Her lips twist back into a smirk. “Not delusional. We just remember things differently.”

“No, Sophie. You remember things the way you want to. That way you don’t have to take responsibility for the horrendous choices you made.”

“When you tell your fiancé you think you might be pregnant, and he freaks out and goes on a rampage about how he never wanted children and how he’s not capable of being a father, what’s a girl to do?” Her eyes glass but it’s only temporary. “I didn’t want to lose you, Beckham. I did what I had to do.”

“You don’t go out and get a fucking abortion, Sophie.” The throbbing in my head is only outdone by the painful tensing of my jaw.

She uncrosses her legs, drawing them up on the sofa and reaching for her martini glass.

“You stormed out that night. I didn’t hear from you for a week. I had to fix the problem.” Her words are lined in defense, but her argument is thin. “You came back to me after that, did you not?”

“Like a fucking moron, yes.” My voice is a low growl. “Don’t think a day goes by when I don’t regret it.”

She rolls her eyes. “Men act like they have it so hard. You think it was easy for me to walk into a clinic, a scarf wrapped around my face, and lie on a table and get our baby sucked out of me?”

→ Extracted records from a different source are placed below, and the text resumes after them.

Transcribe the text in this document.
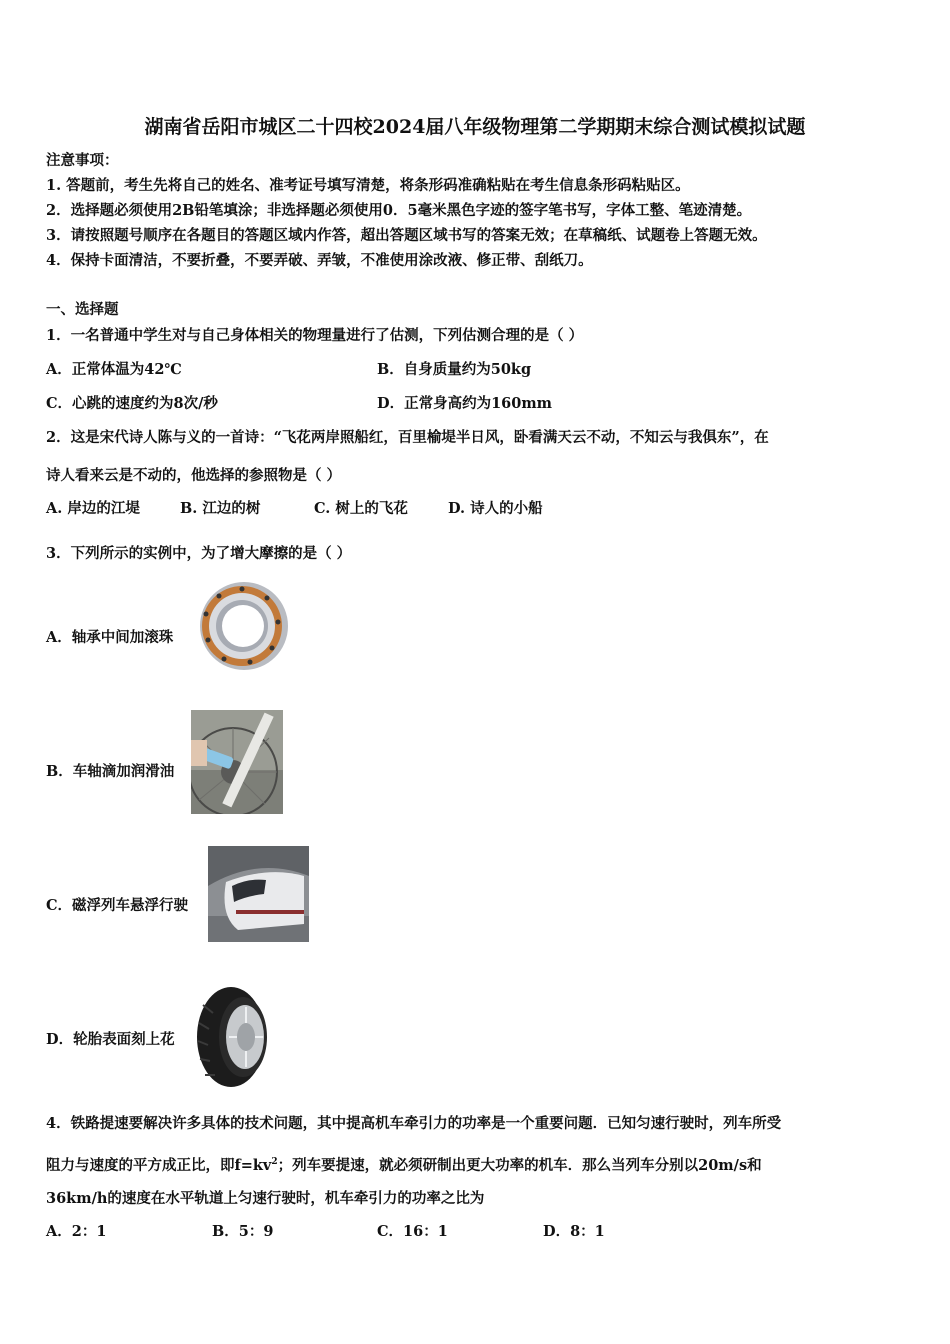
湖南省岳阳市城区二十四校2024届八年级物理第二学期期末综合测试模拟试题
注意事项：
1. 答题前，考生先将自己的姓名、准考证号填写清楚，将条形码准确粘贴在考生信息条形码粘贴区。
2．选择题必须使用2B铅笔填涂；非选择题必须使用0．5毫米黑色字迹的签字笔书写，字体工整、笔迹清楚。
3．请按照题号顺序在各题目的答题区域内作答，超出答题区域书写的答案无效；在草稿纸、试题卷上答题无效。
4．保持卡面清洁，不要折叠，不要弄破、弄皱，不准使用涂改液、修正带、刮纸刀。
一、选择题
1．一名普通中学生对与自己身体相关的物理量进行了估测，下列估测合理的是（ ）
A．正常体温为42℃	B．自身质量约为50kg
C．心跳的速度约为8次/秒	D．正常身高约为160mm
2．这是宋代诗人陈与义的一首诗：“飞花两岸照船红，百里榆堤半日风，卧看满天云不动，不知云与我俱东”，在
诗人看来云是不动的，他选择的参照物是（ ）
A. 岸边的江堤	B. 江边的树	C. 树上的飞花	D. 诗人的小船
3．下列所示的实例中，为了增大摩擦的是（ ）
A．轴承中间加滚珠
B．车轴滴加润滑油
C．磁浮列车悬浮行驶
D．轮胎表面刻上花
4．铁路提速要解决许多具体的技术问题，其中提高机车牵引力的功率是一个重要问题．已知匀速行驶时，列车所受
阻力与速度的平方成正比，即$f=kv^2$；列车要提速，就必须研制出更大功率的机车．那么当列车分别以20m/s和
36km/h的速度在水平轨道上匀速行驶时，机车牵引力的功率之比为
A．2：1	B．5：9	C．16：1	D．8：1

My stomach balls. “I never asked you to get an abortion, Sophie.”

“You didn’t have to. You made it clear you didn’t want to be a father. I granted your little wish because I fucking loved you. How many women would do that for you, Beckham?”

The searing pain in my chest intensifies when I think of never knowing my innocent child.

“I was scared, Sophie. I needed space. I needed to process everything.”

“You were weak,” she spits her words. “That’s one of the reasons I wanted you. You were weak and I could break you over and over. Mold you into whatever I needed. You were lost when I found you. A tragically handsome, broken soul. Couldn’t let that go to waste. I showed you what it felt like to be desired, and I made you into everything you ever wanted to be.”